In deze procedure wordt uitgegaan van de volgende feiten:
2.1
[verweerder] , geboren op [geboortedatum] , is op 19 augustus 2002 in dienst getreden van [verzoekster] . [verweerder] is laatstelijk voor 37,5 uur per week werkzaam in de functie van constructieschilder. Het brutoloon van [verweerder] bedraagt laatstelijk € 2.917,50 per vier weken, te vermeerderen met 8% vakantietoeslag.
2.2
Met ingang van 31 oktober 2019 is [verweerder] arbeidsongeschikt.
2.3
Bij brief van 31 oktober 2019 heeft [verzoekster] [verweerder] een schriftelijke waarschuwing gegeven, omdat [verweerder] zich niet conform de geldende verzuimregels heeft ziek gemeld.
2.4
Op 5 november 2019 heeft [verweerder] het spreekuur van de bedrijfsarts bezocht.
2.5
Op 26 november 2019 heeft [verweerder] laten weten vanwege zijn medische situatie die dag niet op het spreekuur van de bedrijfsarts te kunnen verschijnen.

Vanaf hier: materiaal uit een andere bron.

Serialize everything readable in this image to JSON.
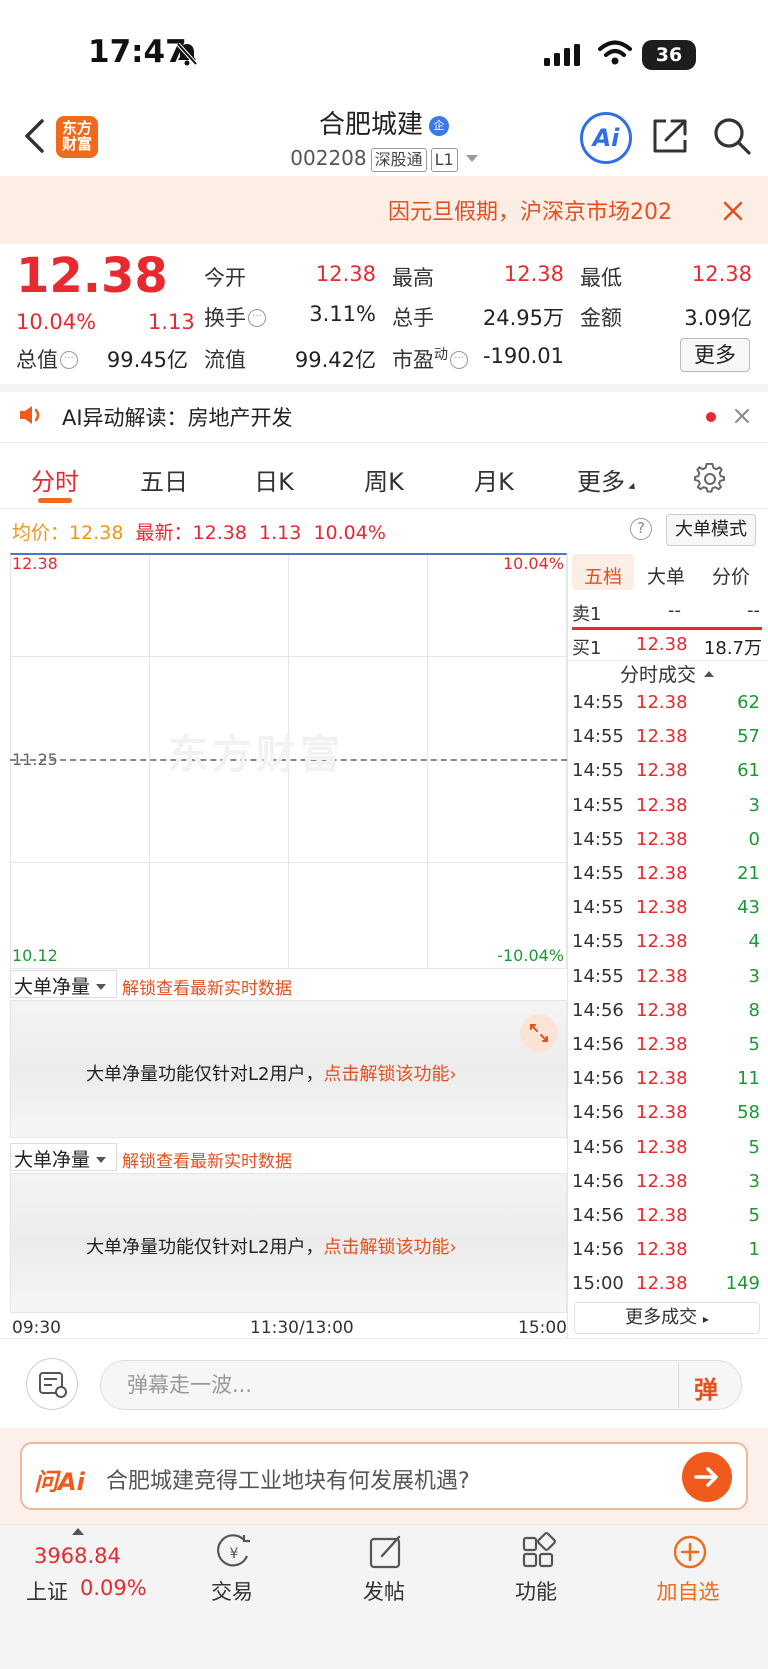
{
  "status_bar": {
    "time": "17:47",
    "battery": "36"
  },
  "header": {
    "logo_text_line1": "东方",
    "logo_text_line2": "财富",
    "stock_name": "合肥城建",
    "enterprise_badge": "企",
    "stock_code": "002208",
    "market_tag": "深股通",
    "level_tag": "L1",
    "ai_label": "Ai"
  },
  "notice": {
    "text": "因元旦假期，沪深京市场202"
  },
  "quote": {
    "price": "12.38",
    "change_pct": "10.04%",
    "change_abs": "1.13",
    "open_label": "今开",
    "open_value": "12.38",
    "high_label": "最高",
    "high_value": "12.38",
    "low_label": "最低",
    "low_value": "12.38",
    "turnover_rate_label": "换手",
    "turnover_rate_value": "3.11%",
    "volume_label": "总手",
    "volume_value": "24.95万",
    "amount_label": "金额",
    "amount_value": "3.09亿",
    "market_cap_label": "总值",
    "market_cap_value": "99.45亿",
    "float_cap_label": "流值",
    "float_cap_value": "99.42亿",
    "pe_label": "市盈",
    "pe_sup": "动",
    "pe_value": "-190.01",
    "more_label": "更多"
  },
  "ai_row": {
    "label": "AI异动解读：",
    "topic": "房地产开发"
  },
  "tabs": [
    "分时",
    "五日",
    "日K",
    "周K",
    "月K",
    "更多"
  ],
  "price_line": {
    "avg_label": "均价：",
    "avg_value": "12.38",
    "latest_label": "最新：",
    "latest_value": "12.38",
    "latest_change": "1.13",
    "latest_pct": "10.04%",
    "help": "?",
    "big_order_mode": "大单模式"
  },
  "chart": {
    "top_price": "12.38",
    "top_pct": "10.04%",
    "mid_price": "11.25",
    "bottom_price": "10.12",
    "bottom_pct": "-10.04%",
    "watermark": "东方财富",
    "time_start": "09:30",
    "time_mid": "11:30/13:00",
    "time_end": "15:00"
  },
  "panels": [
    {
      "dropdown": "大单净量",
      "link": "解锁查看最新实时数据",
      "message": "大单净量功能仅针对L2用户，",
      "cta": "点击解锁该功能"
    },
    {
      "dropdown": "大单净量",
      "link": "解锁查看最新实时数据",
      "message": "大单净量功能仅针对L2用户，",
      "cta": "点击解锁该功能"
    }
  ],
  "right_panel": {
    "tabs": [
      "五档",
      "大单",
      "分价"
    ],
    "sell1_label": "卖1",
    "sell1_price": "--",
    "sell1_vol": "--",
    "buy1_label": "买1",
    "buy1_price": "12.38",
    "buy1_vol": "18.7万",
    "trades_title": "分时成交",
    "trades": [
      {
        "time": "14:55",
        "price": "12.38",
        "vol": "62"
      },
      {
        "time": "14:55",
        "price": "12.38",
        "vol": "57"
      },
      {
        "time": "14:55",
        "price": "12.38",
        "vol": "61"
      },
      {
        "time": "14:55",
        "price": "12.38",
        "vol": "3"
      },
      {
        "time": "14:55",
        "price": "12.38",
        "vol": "0"
      },
      {
        "time": "14:55",
        "price": "12.38",
        "vol": "21"
      },
      {
        "time": "14:55",
        "price": "12.38",
        "vol": "43"
      },
      {
        "time": "14:55",
        "price": "12.38",
        "vol": "4"
      },
      {
        "time": "14:55",
        "price": "12.38",
        "vol": "3"
      },
      {
        "time": "14:56",
        "price": "12.38",
        "vol": "8"
      },
      {
        "time": "14:56",
        "price": "12.38",
        "vol": "5"
      },
      {
        "time": "14:56",
        "price": "12.38",
        "vol": "11"
      },
      {
        "time": "14:56",
        "price": "12.38",
        "vol": "58"
      },
      {
        "time": "14:56",
        "price": "12.38",
        "vol": "5"
      },
      {
        "time": "14:56",
        "price": "12.38",
        "vol": "3"
      },
      {
        "time": "14:56",
        "price": "12.38",
        "vol": "5"
      },
      {
        "time": "14:56",
        "price": "12.38",
        "vol": "1"
      },
      {
        "time": "15:00",
        "price": "12.38",
        "vol": "149"
      }
    ],
    "more_trades": "更多成交"
  },
  "danmaku": {
    "placeholder": "弹幕走一波...",
    "send": "弹"
  },
  "ask_ai": {
    "logo": "问Ai",
    "question": "合肥城建竞得工业地块有何发展机遇?"
  },
  "bottom_nav": {
    "index_value": "3968.84",
    "index_name": "上证",
    "index_pct": "0.09%",
    "items": [
      "交易",
      "发帖",
      "功能",
      "加自选"
    ]
  },
  "colors": {
    "up": "#e8292f",
    "down": "#1a9a32",
    "accent": "#f06a1c",
    "ai_blue": "#2f6fe6"
  }
}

De bedrijfsarts heeft het spreekuurconsult omgezet in een telefonisch consult. [verweerder] was op 26 november 2019 telefonisch niet bereikbaar.
2.6
Op 10 januari 2020 is [verweerder] zonder tegenbericht niet op het spreekuur van de bedrijfsarts verschenen. Per sms heeft [verweerder] [naam persoon 1] voornoemd (verder [naam persoon 1] ) laten weten dat hij vanwege zijn medische situatie niet kon komen. De afspraak is vervolgens omgezet in een telefonisch consult. De bedrijfsarts en [naam persoon 1] hebben [verweerder] telefonisch niet kunnen bereiken.
2.7
Bij brief van 10 januari 2020 heeft [verzoekster] aangekondigd de loonbetaling vanaf
10 januari 2020 te zullen opschorten, tot [verweerder] contact met de bedrijfsarts heeft gehad.
2.8
Per e-mail en WhatsAppbericht is [verweerder] uitgenodigd voor het spreekuur van de bedrijfsarts op 14 januari 2020 om 16.00 uur. [verweerder] heeft aan deze oproep geen gehoor gegeven.
2.9
Op 17 januari 2020 is [verweerder] op het spreekuur van de bedrijfsarts verschenen. [verzoekster] heeft de loonbetaling dezelfde dag hervat.
2.1
Bij brief van 17 januari 2020 verzoekt [verzoekster] [verweerder] om voor 24 januari 2020 aan [naam persoon 1] een terugkoppeling te geven van het door de bedrijfsarts geadviseerde bezoek aan zijn huisarts vanwege het bespreken en activeren van de door [verweerder] gestaakte behandeling. Tevens verzoekt [verzoekster] [verweerder] om uiterlijk 22 januari 2020 twee bijgevoegde machtigingsformulieren te ondertekenen en te retourneren, ter verkrijging van medische informatie door de bedrijfsarts. Aan dit verzoek heeft [verweerder] geen gehoor gegeven.
2.11
Bij brief van 24 januari 2020 verzoekt [verzoekster] [verweerder] op 28 januari 2020 contact op te nemen met [naam persoon 1] en de twee ondertekende machtigingsformulieren te retourneren. Tevens kondigt [verzoekster] aan de loonbetaling met ingang van 29 januari 2020 te stoppen, indien [verweerder] niet meewerkt aan deze verzoeken. Verder wijst [verzoekster] erop dat als [verweerder] niet meewerkt aan zijn re-integratieverplichtingen, kan worden overgegaan tot ontslag.
2.12
Op 28 januari 2020 heeft [verweerder] contact opgenomen met [naam persoon 1] en laten weten dat hij op 30 januari 2020 zijn huisarts zal bezoeken en de machtigingsformulieren zal meenemen naar het spreekuur van de bedrijfsarts op
31 januari 2020.
2.13
[verweerder] heeft zich voor het spreekuur bij de bedrijfsarts op 31 januari 2020 afgemeld vanwege een sterfgeval in de familie.
2.14
Bij aangetekende brief van 31 januari 2020 schrijft [verzoekster] aan [verweerder] , voor zover van belang, het volgende:
“(…)
U bent echter niet verschenen op het spreekuur waarvoor u voor 9.00 uur was ingepland. Om 9.05 uur heeft u mw. [naam persoon 1] gebeld met de mededeling dat u niet naar het spreekuur van de bedrijfsarts komt vanwege een sterfgeval in de familie.
Wederom moeten we constateren dat u zeer laconiek met afspraken met uw werkgever omgaat.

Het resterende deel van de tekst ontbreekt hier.